In the morning, as soon as the offices were open, he put in calls to the phone company, the gas, electric and water, identifying himself as John Marchetti and ordering a stop service on all utilities at the house. He filed a change of address at the post office, then called American Express and Visa--the two cards he'd seen the Bullhead flash--and claimed he'd lost his wallet and wanted replacement cards overnighted by FedEx. When the new cards arrived at the post-office box he'd set up, he began to order things for delivery to 1236 Laurel: a new washer and dryer; an antique slate pool table that weighed over a thousand pounds; a pair of purebred Dalmatians; a deluxe fourteen-jet hot tub that could accommodate six people comfortably.

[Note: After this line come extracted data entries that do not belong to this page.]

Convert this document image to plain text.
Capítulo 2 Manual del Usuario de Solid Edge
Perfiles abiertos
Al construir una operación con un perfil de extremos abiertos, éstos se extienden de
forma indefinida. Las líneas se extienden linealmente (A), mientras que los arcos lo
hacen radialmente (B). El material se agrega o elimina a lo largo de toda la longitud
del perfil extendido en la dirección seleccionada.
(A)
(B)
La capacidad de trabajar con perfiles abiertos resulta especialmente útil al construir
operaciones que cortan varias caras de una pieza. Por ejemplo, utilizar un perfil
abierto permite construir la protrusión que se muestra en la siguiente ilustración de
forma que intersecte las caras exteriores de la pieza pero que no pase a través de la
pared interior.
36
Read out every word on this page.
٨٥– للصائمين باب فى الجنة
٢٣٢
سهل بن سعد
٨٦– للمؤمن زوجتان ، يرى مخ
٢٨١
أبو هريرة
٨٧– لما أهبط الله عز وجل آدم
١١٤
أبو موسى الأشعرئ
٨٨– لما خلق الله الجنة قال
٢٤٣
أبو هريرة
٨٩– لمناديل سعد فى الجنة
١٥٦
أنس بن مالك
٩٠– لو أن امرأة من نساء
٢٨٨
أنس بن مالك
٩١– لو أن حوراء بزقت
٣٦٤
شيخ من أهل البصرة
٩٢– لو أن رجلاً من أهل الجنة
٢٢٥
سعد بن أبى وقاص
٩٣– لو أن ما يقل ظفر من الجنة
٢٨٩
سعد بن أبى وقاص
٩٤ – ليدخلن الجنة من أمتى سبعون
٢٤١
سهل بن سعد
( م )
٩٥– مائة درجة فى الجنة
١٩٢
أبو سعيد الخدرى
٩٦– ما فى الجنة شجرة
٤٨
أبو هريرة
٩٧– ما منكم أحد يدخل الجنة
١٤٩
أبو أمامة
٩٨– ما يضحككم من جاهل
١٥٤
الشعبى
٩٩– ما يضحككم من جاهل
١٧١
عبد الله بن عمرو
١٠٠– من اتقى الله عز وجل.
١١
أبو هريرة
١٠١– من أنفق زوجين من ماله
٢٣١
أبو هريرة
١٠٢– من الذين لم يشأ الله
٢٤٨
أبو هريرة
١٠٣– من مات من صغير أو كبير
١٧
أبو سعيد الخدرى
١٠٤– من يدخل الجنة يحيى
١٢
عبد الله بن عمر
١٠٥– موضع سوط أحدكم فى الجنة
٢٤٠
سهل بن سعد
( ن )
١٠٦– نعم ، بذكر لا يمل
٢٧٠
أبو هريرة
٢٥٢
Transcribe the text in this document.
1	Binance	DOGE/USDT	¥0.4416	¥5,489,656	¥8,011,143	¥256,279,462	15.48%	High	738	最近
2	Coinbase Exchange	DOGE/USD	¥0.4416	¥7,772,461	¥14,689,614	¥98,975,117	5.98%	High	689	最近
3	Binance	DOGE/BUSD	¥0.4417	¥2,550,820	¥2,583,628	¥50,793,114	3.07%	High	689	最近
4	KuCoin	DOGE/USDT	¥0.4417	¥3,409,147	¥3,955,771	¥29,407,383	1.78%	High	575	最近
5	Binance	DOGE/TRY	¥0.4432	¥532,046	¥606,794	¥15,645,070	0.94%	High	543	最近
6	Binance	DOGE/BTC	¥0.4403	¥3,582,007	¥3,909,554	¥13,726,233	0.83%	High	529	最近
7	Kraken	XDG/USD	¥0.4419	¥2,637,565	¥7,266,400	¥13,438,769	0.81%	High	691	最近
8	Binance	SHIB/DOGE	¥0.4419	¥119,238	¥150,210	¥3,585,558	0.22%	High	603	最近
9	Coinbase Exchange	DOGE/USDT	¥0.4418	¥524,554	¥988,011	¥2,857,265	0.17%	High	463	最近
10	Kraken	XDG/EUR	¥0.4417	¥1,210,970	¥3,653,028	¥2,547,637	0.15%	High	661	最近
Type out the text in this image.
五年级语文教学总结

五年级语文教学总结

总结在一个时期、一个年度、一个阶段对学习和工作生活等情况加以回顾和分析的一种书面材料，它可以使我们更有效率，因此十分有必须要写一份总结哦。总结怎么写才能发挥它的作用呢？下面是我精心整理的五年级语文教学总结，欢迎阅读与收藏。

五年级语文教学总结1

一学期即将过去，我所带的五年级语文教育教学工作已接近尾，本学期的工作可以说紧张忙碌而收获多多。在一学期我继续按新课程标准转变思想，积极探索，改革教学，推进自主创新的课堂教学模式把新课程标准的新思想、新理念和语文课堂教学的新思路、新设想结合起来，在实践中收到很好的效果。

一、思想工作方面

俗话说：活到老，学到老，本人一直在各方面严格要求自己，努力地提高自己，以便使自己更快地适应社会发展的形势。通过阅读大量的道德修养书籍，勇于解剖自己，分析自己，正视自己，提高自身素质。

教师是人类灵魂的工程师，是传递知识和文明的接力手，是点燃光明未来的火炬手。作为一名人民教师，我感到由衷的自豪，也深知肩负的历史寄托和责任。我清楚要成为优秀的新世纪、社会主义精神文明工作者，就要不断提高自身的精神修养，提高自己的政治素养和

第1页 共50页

That was just the beginning. He canceled Gina's cell, canceled her credit cards, went down to the bank and closed out their joint savings account. And Yan. He went after Yan too, but in a more immediate way. A week later, after he'd closed the restaurant for the night and made the rounds of the bars, he found Yan's Nissan parked out front of his apartment and poured six plastic jugs of muriatic acid over the finish, then slashed the tires and took out the windshield for good measure. The night was cold, his breath steaming, the tire iron flashing under the street lamp like a sword of vengeance, and maybe somebody saw him there or maybe it was the post-office box, maybe that was it. He never knew really. In fact, he was still asleep when they came for him, and he never did remember his toothbrush.